A practical number theory module typically contains:

gcd
lcm
isqrt

extended_gcd
mod_inverse
mod_pow

sieve
spf

miller_rabin
pollards_rho

crt

phi
mobius

factorials
inverse_factorials

primitive_root
discrete_log

Many competitive programming libraries, cryptographic libraries, and computer algebra systems follow this structure.

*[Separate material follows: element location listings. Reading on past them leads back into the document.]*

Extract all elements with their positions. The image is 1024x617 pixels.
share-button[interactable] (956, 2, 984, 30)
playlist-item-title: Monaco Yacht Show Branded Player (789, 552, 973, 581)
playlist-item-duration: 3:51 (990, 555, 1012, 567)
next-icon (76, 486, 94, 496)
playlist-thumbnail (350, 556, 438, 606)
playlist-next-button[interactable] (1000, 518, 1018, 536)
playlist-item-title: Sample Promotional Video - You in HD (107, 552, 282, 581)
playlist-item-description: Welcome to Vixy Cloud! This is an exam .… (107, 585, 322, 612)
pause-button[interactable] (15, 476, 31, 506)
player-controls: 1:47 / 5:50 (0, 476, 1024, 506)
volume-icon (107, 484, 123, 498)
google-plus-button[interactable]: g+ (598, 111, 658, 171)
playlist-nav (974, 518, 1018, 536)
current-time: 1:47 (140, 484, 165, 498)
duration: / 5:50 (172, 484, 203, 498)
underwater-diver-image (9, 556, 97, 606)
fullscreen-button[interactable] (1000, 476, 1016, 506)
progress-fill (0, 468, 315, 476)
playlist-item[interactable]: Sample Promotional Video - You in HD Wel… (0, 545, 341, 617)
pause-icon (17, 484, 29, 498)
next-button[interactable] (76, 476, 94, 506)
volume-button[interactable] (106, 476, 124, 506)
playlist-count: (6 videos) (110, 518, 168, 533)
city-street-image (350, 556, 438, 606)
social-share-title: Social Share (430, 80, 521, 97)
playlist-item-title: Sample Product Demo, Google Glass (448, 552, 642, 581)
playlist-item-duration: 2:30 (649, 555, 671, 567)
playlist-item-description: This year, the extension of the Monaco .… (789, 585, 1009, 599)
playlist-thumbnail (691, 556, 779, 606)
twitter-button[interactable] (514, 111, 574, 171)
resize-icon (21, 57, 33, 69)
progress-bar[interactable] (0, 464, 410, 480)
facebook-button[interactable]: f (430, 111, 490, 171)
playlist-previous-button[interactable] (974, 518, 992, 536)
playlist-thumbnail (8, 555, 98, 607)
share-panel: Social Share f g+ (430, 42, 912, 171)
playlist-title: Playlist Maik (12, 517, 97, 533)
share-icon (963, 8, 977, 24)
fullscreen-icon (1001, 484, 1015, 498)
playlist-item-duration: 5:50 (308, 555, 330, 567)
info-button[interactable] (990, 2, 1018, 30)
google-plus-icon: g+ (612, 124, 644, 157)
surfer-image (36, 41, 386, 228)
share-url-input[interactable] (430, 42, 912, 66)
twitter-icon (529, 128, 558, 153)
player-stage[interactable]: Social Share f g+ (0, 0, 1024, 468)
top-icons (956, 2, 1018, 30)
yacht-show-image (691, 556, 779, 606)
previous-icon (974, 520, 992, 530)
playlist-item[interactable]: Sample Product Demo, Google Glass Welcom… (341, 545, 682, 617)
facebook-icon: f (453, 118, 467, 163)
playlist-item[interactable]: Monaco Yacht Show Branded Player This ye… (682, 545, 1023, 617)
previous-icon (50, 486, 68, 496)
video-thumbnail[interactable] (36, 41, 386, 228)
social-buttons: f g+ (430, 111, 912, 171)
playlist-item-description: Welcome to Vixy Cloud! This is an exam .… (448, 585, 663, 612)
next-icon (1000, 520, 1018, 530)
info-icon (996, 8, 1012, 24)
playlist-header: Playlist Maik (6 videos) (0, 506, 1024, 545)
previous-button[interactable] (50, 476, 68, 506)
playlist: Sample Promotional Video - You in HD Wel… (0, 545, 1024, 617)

When Not to Use Number Theory

Not every problem with numbers is a number theory problem.

Examples:

array frequency counting
sorting
hashing
dynamic programming
graph search

Many beginners attempt number-theoretic solutions where a simpler algorithm is sufficient.

Always ask:

Is divisibility,
modular arithmetic,
prime structure,
or factorization
actually central?

If not, another technique may be more appropriate.

Practical Advice

Start Small

Test formulas on tiny values.

Verify Identities

Use mathematical invariants as tests.

Prefer Library Functions

Use:

pow
gcd
isqrt

before writing custom versions.

Precompute Aggressively

If many queries share the same range:

sieve
SPF
factorials

often pay for themselves.

Know Your Constraints

Input size usually determines the correct algorithm before implementation begins.

Final Example

Suppose a problem asks:

For one million queries,
compute C(n,k) mod 1,000,000,007.

Recognition:

many queries
mod prime
combinations

Toolkit selection:

factorial table
inverse factorial table
Fermat inverses

Result:

O(n) preprocessing
O(1) per query

This is exactly how number-theoretic pattern recognition saves orders of magnitude in runtime.

Takeaway

The true value of a number theory toolkit is not the individual algorithms. It is the ability to recognize which algorithm applies to a problem and how multiple algorithms fit together. Euclid solves divisibility questions, modular exponentiation handles enormous powers, CRT combines congruences, Miller-Rabin tests primality, Pollard's Rho factors large integers, Möbius inversion recovers hidden arithmetic functions, and combinatorial preprocessing turns expensive counting into constant-time queries. Together, these techniques form a practical foundation for algorithm design, cryptography, computational mathematics, and advanced programming contests.